La CTSP exige l'instauration d'un mécanisme consultatif institutionnalisé, sous la forme d'un comité élargi réunissant l'ensemble des parties prenantes, avant toute adoption définitive de la réforme des retraites.

Quelles sont les modalités financières du nouveau régime de pension à âge variable adopté par le gouvernement ?

Un salarié partant à 65 ans perçoit une pension complète de Rs 16 555 (environ 307,67 euros). Un départ à 60 ans entraîne une décote de 0,5 % par mois, ramenant la pension à Rs 11 589 (215,38 euros). Un départ différé à 70 ans ouvre droit à une majoration de 0,75 % par trimestre, portant la pension maximale à Rs 24 005 (446,12 euros).

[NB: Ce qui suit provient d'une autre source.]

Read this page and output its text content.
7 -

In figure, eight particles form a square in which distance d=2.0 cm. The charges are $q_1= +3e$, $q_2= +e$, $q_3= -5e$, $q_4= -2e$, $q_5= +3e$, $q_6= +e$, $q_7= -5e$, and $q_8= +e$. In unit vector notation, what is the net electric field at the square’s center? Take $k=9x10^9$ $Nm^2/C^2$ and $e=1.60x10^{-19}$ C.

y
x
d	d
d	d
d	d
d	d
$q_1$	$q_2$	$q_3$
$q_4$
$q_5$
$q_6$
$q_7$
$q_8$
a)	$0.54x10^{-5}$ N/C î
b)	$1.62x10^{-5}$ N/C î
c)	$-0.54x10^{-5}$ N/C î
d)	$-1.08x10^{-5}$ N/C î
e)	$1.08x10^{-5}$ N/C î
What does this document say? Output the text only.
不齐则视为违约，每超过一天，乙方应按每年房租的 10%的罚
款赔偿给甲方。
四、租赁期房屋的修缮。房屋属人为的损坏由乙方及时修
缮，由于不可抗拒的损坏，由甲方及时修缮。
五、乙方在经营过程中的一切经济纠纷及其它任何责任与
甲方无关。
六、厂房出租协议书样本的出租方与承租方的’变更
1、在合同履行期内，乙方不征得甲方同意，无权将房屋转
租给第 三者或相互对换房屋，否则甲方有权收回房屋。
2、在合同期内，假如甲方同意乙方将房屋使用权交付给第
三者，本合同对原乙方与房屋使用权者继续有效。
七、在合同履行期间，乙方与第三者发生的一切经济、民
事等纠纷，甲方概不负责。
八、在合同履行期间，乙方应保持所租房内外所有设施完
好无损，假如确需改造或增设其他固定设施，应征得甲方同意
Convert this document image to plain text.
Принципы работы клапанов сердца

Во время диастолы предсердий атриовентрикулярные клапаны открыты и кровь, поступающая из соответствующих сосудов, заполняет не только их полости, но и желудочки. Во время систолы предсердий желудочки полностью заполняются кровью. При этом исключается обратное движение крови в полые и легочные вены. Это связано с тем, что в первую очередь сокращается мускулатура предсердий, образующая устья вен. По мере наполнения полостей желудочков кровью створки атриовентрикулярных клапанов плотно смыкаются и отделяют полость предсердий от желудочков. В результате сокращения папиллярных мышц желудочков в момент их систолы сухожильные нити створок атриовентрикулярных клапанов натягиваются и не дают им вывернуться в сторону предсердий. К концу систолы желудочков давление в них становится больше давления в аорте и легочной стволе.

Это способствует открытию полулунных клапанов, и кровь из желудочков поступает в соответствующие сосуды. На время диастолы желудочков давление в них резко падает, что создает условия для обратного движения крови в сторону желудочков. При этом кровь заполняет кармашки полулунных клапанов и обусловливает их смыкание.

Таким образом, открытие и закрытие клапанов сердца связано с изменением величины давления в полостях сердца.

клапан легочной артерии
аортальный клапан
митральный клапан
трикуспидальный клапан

Comment l'exécutif a-t-il répondu aux premières protestations, et quelle limite les syndicats soulignent-ils dans cette réponse ?

Face aux protestations, le gouvernement a gelé la disposition prévue dès cette année, susceptible d'affecter des pensions déjà liquidées. Les syndicats ont insisté sur le fait qu'une suspension n'équivaut pas à un abandon, et que la responsabilité de l'exécutif quant à cette clause demeure entière.

Sur quelle base Deepak Benydin remet-il en cause la démarche législative du gouvernement ?

Deepak Benydin, président de la Federation of Parastatal Bodies and Other Unions, conteste le diagnostic officiel de non-viabilité du régime actuel et soutient que l'État aurait dû davantage taxer les plus riches, posant ainsi la question des alternatives de financement que les autorités auraient pu examiner avant de modifier les droits des assurés.